Berkat perkembangan pendidikan Muhammadiyah yang pesat pada periode Hisyam, maka pada akhir tahun 1932, Muhammadiyah sudah memiliki 103 Volkschool, 47 Standaardschool, 69 Hollandsch-Inlandsche School (HIS), dan 25 Schakel School, yaitu sekolah lima tahun yang akan menyambung ke MULO (Meer Uitgebreid Lager Onderwijs, yang setingkat SLTP saat ini) bagi murid tamatan vervolgschool atau standaardschool kelas V. Dalam sekolah-sekolah Muhammadiyah tersebut juga dipakai bahasa Belanda sebagai bahasa pengantar. Sekolah-sekolah Muhammadiyah saat itu merupakan salah satu lembaga pendidikan yang didirikan pribumi yang dapat menyamai kemajuan pendidikan sekolah-sekolah Belanda, sekolah-sekolah Katolik, dan sekolah-sekolah Protestan.

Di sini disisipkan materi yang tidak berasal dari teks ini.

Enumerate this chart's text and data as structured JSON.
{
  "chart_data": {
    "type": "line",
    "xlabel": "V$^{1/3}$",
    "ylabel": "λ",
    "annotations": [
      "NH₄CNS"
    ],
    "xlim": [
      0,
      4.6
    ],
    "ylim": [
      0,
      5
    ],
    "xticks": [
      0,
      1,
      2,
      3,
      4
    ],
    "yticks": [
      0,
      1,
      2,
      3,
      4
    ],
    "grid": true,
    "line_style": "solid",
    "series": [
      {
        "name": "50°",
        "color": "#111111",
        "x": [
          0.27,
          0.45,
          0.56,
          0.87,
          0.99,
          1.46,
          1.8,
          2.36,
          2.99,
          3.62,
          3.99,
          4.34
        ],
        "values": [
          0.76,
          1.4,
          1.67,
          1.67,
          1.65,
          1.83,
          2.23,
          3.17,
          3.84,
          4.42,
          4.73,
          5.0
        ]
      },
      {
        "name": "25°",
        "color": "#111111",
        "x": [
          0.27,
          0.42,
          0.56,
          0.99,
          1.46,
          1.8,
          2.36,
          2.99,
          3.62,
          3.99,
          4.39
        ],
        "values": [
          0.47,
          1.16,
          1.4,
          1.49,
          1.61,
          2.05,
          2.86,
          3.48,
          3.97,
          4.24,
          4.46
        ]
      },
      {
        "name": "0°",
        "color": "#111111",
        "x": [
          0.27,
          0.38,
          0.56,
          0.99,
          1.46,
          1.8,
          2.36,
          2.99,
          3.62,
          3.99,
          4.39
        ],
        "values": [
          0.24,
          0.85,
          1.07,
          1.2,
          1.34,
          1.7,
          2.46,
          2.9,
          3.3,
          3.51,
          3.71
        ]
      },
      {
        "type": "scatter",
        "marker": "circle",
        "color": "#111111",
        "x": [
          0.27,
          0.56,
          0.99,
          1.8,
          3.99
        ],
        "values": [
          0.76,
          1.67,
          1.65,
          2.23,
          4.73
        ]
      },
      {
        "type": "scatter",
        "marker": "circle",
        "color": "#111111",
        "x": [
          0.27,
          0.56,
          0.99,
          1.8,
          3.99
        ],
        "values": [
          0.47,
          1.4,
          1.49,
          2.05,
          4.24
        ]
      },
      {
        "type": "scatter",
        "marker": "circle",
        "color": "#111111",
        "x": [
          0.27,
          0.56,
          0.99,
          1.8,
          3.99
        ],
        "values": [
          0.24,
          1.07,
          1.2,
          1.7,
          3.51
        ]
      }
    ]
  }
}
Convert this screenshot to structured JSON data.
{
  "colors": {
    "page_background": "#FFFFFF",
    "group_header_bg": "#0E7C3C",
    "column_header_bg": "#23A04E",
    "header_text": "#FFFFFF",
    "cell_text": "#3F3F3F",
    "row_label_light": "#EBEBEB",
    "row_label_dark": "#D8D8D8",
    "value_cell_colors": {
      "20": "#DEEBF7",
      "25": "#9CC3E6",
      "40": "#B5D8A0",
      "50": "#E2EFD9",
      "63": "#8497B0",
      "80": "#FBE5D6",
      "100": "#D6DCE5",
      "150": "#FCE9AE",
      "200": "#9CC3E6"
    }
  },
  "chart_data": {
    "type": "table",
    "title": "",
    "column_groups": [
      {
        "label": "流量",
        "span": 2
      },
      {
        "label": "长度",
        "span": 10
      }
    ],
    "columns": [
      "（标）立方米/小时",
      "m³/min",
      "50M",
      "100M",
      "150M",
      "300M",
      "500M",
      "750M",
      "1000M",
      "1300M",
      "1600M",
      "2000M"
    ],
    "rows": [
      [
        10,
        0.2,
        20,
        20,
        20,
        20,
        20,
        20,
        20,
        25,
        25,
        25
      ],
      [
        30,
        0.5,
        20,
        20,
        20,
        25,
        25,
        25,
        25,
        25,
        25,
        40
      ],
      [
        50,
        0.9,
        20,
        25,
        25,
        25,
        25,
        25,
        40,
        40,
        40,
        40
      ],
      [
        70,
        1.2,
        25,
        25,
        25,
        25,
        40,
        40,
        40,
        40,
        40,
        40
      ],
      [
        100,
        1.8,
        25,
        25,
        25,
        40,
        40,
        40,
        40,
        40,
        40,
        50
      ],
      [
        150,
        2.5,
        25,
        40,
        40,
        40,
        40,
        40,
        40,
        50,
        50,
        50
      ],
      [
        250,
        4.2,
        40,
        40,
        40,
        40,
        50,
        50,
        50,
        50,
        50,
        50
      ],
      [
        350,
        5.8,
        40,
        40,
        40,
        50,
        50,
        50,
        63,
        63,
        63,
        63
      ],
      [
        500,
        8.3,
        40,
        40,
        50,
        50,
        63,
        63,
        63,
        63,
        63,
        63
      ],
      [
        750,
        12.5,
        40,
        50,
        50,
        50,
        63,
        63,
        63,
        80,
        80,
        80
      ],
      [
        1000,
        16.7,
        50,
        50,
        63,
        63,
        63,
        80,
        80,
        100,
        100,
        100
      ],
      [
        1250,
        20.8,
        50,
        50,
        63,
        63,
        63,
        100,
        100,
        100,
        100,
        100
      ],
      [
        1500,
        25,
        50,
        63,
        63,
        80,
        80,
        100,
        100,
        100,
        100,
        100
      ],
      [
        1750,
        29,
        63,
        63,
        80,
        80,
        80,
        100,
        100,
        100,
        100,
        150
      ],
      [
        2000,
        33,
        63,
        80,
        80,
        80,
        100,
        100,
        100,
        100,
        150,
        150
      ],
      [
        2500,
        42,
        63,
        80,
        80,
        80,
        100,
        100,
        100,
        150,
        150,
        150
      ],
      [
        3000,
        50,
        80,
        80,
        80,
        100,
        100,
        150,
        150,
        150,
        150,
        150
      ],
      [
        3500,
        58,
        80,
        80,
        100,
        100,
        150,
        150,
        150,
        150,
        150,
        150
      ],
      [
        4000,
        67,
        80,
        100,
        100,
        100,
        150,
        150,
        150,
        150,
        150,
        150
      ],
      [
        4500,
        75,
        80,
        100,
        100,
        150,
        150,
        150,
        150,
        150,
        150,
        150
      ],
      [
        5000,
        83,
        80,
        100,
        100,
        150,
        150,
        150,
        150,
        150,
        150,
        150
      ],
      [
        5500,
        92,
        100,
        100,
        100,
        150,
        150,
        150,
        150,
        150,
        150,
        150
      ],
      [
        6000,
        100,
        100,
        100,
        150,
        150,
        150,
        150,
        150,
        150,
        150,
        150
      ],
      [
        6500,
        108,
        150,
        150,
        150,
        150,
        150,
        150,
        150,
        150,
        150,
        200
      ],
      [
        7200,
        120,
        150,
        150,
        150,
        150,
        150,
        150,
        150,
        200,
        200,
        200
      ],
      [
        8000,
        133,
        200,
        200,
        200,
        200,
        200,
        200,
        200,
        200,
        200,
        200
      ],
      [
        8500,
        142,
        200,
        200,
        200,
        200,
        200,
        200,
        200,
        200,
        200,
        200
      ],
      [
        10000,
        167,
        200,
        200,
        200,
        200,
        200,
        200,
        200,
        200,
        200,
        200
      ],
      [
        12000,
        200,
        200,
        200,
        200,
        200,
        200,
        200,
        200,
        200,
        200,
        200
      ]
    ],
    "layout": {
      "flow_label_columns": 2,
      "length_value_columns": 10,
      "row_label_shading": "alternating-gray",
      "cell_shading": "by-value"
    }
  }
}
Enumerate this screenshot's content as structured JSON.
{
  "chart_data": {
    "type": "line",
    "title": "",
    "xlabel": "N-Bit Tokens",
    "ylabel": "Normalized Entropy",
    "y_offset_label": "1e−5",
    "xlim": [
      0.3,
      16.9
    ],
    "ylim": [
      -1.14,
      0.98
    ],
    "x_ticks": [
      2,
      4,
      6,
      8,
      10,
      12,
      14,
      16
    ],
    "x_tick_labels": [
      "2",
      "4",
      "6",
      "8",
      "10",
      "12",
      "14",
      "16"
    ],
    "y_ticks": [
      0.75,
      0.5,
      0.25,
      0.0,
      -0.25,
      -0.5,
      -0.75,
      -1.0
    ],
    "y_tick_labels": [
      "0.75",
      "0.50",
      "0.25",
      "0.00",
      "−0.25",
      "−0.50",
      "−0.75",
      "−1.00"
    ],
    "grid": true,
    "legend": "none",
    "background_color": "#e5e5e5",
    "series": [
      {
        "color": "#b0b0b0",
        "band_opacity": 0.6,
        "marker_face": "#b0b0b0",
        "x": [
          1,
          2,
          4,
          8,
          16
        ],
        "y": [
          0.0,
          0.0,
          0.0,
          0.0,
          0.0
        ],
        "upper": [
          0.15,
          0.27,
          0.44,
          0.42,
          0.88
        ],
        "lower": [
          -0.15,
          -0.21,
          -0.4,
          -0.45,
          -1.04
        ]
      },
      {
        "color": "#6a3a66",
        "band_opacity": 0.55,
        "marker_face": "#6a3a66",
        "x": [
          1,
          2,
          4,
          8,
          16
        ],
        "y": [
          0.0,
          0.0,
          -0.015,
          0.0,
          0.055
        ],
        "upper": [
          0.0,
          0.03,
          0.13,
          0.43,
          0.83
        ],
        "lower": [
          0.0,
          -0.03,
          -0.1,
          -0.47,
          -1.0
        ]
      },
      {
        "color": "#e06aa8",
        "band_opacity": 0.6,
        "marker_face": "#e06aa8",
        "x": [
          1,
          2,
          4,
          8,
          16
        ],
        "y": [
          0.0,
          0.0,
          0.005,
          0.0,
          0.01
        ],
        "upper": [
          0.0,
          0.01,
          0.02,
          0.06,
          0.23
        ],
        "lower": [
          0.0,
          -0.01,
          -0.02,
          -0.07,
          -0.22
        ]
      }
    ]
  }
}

Dalam memajukan pendidikan Muhammadiyah KH Hisyam mau bekerjasama dengan pemerintah kolonial dengan bersedia menerima bantuan keuangan, dari pemerintah kolonial, walaupun jumlahnya sangat sedikit dan tidak seimbang dengan bantuan pemerintah kepada sekolah-sekolah Kristen saat itu. Hal inilah yang menyebabkan Hisyam dan Muhammadiyah mendapatkan kritikan keras dari Taman Siswa dan Syarekat Islam yang saat itu melancarkan politik non-kooperatif.
Namun Hisyam berpendirian bahwa subsidi pemerintah saat itu merupakan hasil pajak yang diperas oleh pemerintah kolonial dari masyarakat Indonesia, terutama ummat Islam. Dengan subsidi tersebut, Muhammadiyah bisa memanfaatkannya untuk membangun kemajuan bagi pendidikan Muhammadiyah yang pada akhirnya juga akan mendidik dan mencerdaskan bangsa ini. Menerima subsidi tersebut lebih baik daripada menolaknya, karena jika subsidi tersebut ditolak, maka subsidi tersebut akan dialihkan pada sekolah-sekolah yang didirikan pemerintah kolonial yang hanya akan memperkuat posisi kolonialisme Belanda. Beliau wafat pada tanggal 20 Mei 1945.